The 12-month forecast is a range-bound outcome with a neutral bias. The base case (60% probability) sees the stock trading between $85 and $100, as it grapples with its premium valuation and volatile fundamentals. The bull case (25% probability) targets $105-$115, requiring successful margin expansion and new growth catalysts. The bear case (15% probability) could see a decline to $75-$85 if the multiple derates on an earnings miss. The most likely scenario is the base case, which assumes the company meets moderate revenue estimates but fails to catalyze a re-rating higher.
FWONK appears fairly valued to slightly overvalued. Its primary valuation metrics—a 40.3x trailing P/E and a 4.99x Price-to-Sales ratio—sit at a significant premium to the broader entertainment sector.

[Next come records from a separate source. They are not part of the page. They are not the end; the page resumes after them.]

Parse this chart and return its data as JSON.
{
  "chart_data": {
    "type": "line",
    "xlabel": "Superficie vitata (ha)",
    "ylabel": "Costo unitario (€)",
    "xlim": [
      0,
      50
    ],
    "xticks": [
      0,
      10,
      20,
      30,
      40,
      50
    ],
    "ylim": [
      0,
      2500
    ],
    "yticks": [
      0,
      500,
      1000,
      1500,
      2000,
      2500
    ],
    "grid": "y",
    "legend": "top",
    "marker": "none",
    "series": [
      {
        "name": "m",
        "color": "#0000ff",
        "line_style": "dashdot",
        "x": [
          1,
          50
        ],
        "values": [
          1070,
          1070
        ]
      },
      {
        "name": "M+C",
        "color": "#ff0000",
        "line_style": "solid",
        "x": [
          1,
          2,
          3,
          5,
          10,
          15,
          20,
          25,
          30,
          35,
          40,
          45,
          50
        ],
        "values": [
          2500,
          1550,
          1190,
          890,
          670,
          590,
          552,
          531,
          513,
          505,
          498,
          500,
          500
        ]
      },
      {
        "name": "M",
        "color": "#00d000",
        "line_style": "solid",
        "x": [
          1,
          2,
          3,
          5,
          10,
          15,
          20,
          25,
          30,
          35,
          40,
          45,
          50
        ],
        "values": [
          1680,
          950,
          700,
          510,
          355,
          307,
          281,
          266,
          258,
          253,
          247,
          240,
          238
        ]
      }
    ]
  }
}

This premium reflects the market's assessment of Formula 1's unique, global franchise value. However, this high multiple also implies the market expects stable or accelerating growth, which is at odds with the company's demonstrated quarterly earnings volatility and margin compression. Therefore, the stock is not cheap, and its valuation leaves little room for error.
FWONK is not a compelling buy at current levels for most investors. While it owns the valuable Formula 1 franchise and generates strong free cash flow ($741M TTM), its premium valuation (42.7x forward P/E) is difficult to justify given its highly volatile quarterly earnings and thin net margins (~6.3%). The stock has also severely underperformed the market by 36% over the past year. It could be a good buy for a very patient, long-term holder only if acquired at a much lower price, such as near its $80.15 52-week low, providing a larger margin of safety against its operational risks.

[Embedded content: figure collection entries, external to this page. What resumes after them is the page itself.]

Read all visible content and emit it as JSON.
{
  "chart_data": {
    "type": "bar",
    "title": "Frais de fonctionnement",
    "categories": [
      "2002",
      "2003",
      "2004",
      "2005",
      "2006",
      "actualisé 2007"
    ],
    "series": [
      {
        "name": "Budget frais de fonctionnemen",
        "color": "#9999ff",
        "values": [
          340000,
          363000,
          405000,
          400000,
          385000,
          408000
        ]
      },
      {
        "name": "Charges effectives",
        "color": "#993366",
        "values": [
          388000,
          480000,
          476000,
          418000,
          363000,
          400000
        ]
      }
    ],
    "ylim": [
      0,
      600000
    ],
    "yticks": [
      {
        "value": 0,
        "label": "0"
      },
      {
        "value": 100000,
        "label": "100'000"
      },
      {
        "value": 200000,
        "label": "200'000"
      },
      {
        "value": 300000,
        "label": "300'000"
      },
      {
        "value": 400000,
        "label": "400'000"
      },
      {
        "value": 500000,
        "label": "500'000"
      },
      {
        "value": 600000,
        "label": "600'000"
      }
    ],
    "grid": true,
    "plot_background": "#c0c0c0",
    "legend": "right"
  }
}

FWONK is suitable only for a long-term investment horizon of 3-5 years minimum. Its low beta of 0.667 is misleading; the stock exhibits high idiosyncratic volatility tied to its quarterly event schedule and earnings reports, making it a poor short-term trading vehicle. Furthermore, as a franchise owner, its true value is realized through multi-year media rights cycles and global brand building. The lack of a dividend also means returns are solely dependent on capital appreciation, which requires patience. Short-term investors should avoid this stock due to its unpredictable quarterly swings.